Berlin, 26. Mai 2011. Hinter dem verrosteten Zaun rottet ein Schwanenboot. Halb überwuchert steht ein Oldtimer-Wägelchen im Grün, die Dachplane eingerissen, der Verschlag geborsten. Überreste eines Vergnügungsparks. Keine Bühnendekoration, sondern der ehemalige Spreepark im Berliner Plänterwald. Ein geschichtsträchtiger Ort, und ein Politikum: 1969 als einziger Vergnügungspark der DDR eröffnet, mit aus dem Westen importierten Fahrgeschäften, wanderte das Grundstück 1990 in westlichen Besitz. Die Schaustellerfamilie Witte übernahm den Betrieb. 2001 waren die Wittes pleite. Ihrem Streit mit dem Bezirk Treptow-Köpenick über die Schulden im zweistelligen Millionenbereich wie über die Schuld an der Pleite verdankt der Spreepark seinen Dornröschenschlaf.
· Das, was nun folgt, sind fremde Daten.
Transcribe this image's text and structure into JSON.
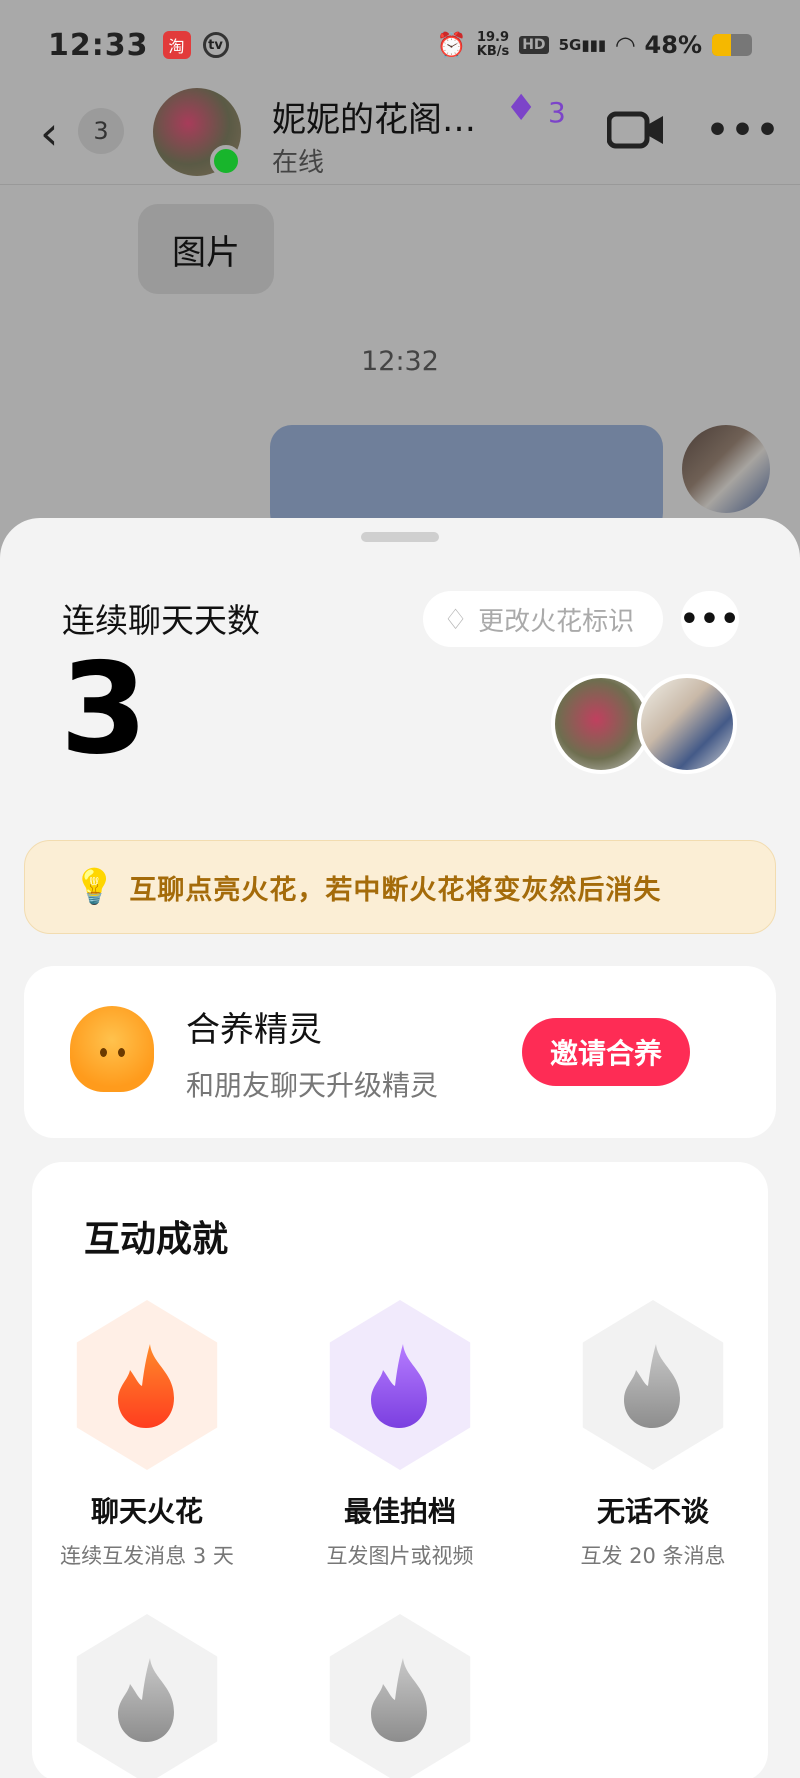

Vergnügungsstätte und politisches Aushängeschild

Und dann entdeckte das Hebbel am Ufer den pittoresken Park für eine seiner Stadtinterventionen. Vier Tage lang ist das Gelände als "Lunapark" nun temporär wiederbelebt - mit thematischen Führungen, Konzerten, politischer Diskussion, einem stadtweiten Spiel und Karussells für die Kinder.

Sabrina Witte, die die ehemaligen Fahrgeschäfte vorstellt, ist im Spreepark groß geworden. Zu jedem Ort fällt ihr eine Episode ein: Im Teich unter der Wildwasserbahn ist sie früher geschwommen, erzählt die Tochter der Betreiberfamilie auf ihrer Tour. Jetzt ist das Wasser algenüberwuchert, Frösche quaken. Privilegien hatte sie nicht, musste sich wie die übrigen Besucher zwei Stunden anstellen, um mit der Loopingbahn zu fahren. Ihr erstes Geld verdiente sie mit Waffelbacken in einer der Imbissbuden, die überall herumstehen – die Scheiben zerbrochen, die Türen aus den Angeln gehoben. Millionen D-Mark zerbröseln zu Müll.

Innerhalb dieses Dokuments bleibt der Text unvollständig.